Puntes curated “Recycling Religion” alongside Russian art dealer, activist, and former political adviser Marat Guelman, who was evicted from his Moscow gallery earlier this year after he hosted an art auction with Alyokhina to raise money for political prisoners.

Alexander Kosolapov and genaral view with Rt-Robert Priseman 'FAME'. Rear-REcycle Group and Dmitri Gutov + Kozin. Photo: WhiteBox.

Installation view. 
Photo: WhiteBox.

Alyokhina says the Russian government under Putin has employed religion—or rather, recycled it from its original form—as a means of controlling how citizens vote, dress, date, entertain themselves, and behave. “[We were told] true Christians would vote for Putin. That’s why we came to this cathedral [to perform]…You can rent a room in the bottom of this cathedral to have parties with music, with girls and stuff.,” she continues. “The price is on the official website!”

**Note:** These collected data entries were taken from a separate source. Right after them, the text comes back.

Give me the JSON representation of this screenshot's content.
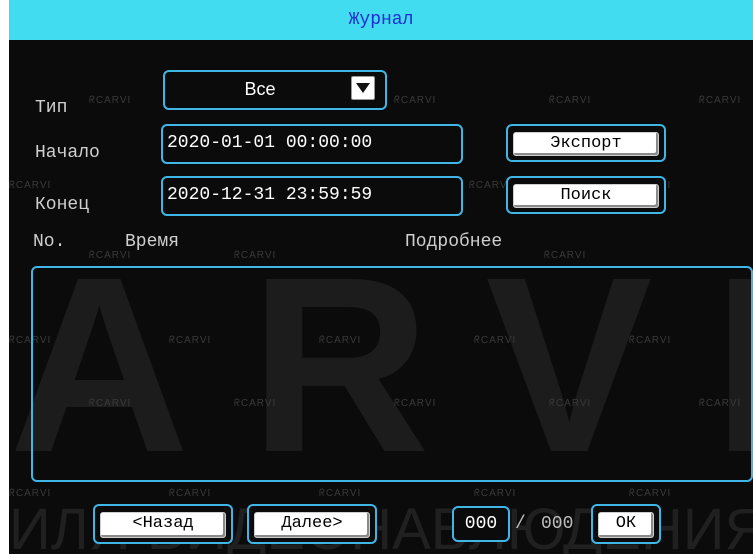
{
  "title": "Журнал",
  "watermark": {
    "big_text": "ARVI",
    "small_text": "ᖇCARVI",
    "bottom_text": "ИЛЯ ВИДЕОНАБЛЮДЕНИЯ"
  },
  "filters": {
    "type_label": "Тип",
    "type_value": "Все",
    "start_label": "Начало",
    "start_value": "2020-01-01 00:00:00",
    "end_label": "Конец",
    "end_value": "2020-12-31 23:59:59"
  },
  "buttons": {
    "export": "Экспорт",
    "search": "Поиск",
    "back": "<Назад",
    "next": "Далее>",
    "ok": "ОК"
  },
  "table": {
    "columns": [
      "No.",
      "Время",
      "Подробнее"
    ],
    "rows": []
  },
  "pagination": {
    "current": "000",
    "separator": "/",
    "total": "000"
  },
  "colors": {
    "titlebar_bg": "#41dcf0",
    "title_text": "#1f2cd6",
    "accent_border": "#3fb6e6",
    "background": "#0b0b0b"
  }
}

The concept of “recycling religion” came about by considering the relationship between Pop art and conspicuous consumption in America, and how this mirrors the role of religion in Russia.

“[Church] has become commercial—like a supermarket,” Guelman says.

Fittingly, we are standing beneath a giant Alexander Kosolapov sculpture that features a portrait of Jesus emblazoned atop a red Coca-Cola logo and the words “this is my blood.” In the other room, another Kosolapov work has the McDonald’s arches with “This is my body” underneath.

Installation view. Photo: WhiteBox.

Installation view.
Photo: WhiteBox.

“In the media, in public spaces—a lot of people are just scared to say what they really are thinking. Because if you do it, you are going to prison,” Alyokhina says.

Hence the need, from her point of view, for Pussy Riot’s ethos to become part of a larger movement. With help from Guelman, Alyokhina and other Pussy Riot activists plan to open the New Balkan Women’s Museum in Montenegro: a featuring artwork by women from around the world. It will employ only female curators and administrators and show only female artists. A date is not yet set for the museum’s opening, and Alyokhina says she is still consulting with fellow feminists about how it should look.

Alyokhina is also working in Russia to protect political prisoners from abuse and offer them legal and financial aid—the auction that resulted in the closing of Guelman’s gallery was part of this project—as well as on the website MediaZona, a criminal justice media outlet she helped start in 2014 that focuses on courts, law enforcement, and the prison system in Russia.

I ask Alyokhina how she maintains the strength to do these things despite the dangers to her health and safety. She looks at me blankly, as if confused by the need to pose such a question.

“If you don’t have a sense of humor, you will die in Russia,” she says. “What they are doing, they are doing with serious faces. But the only [option] you have is just to give a smile and continue with what you are doing,” she says.

Recycling Religion” is on view at WhiteBox until January 17, 2016.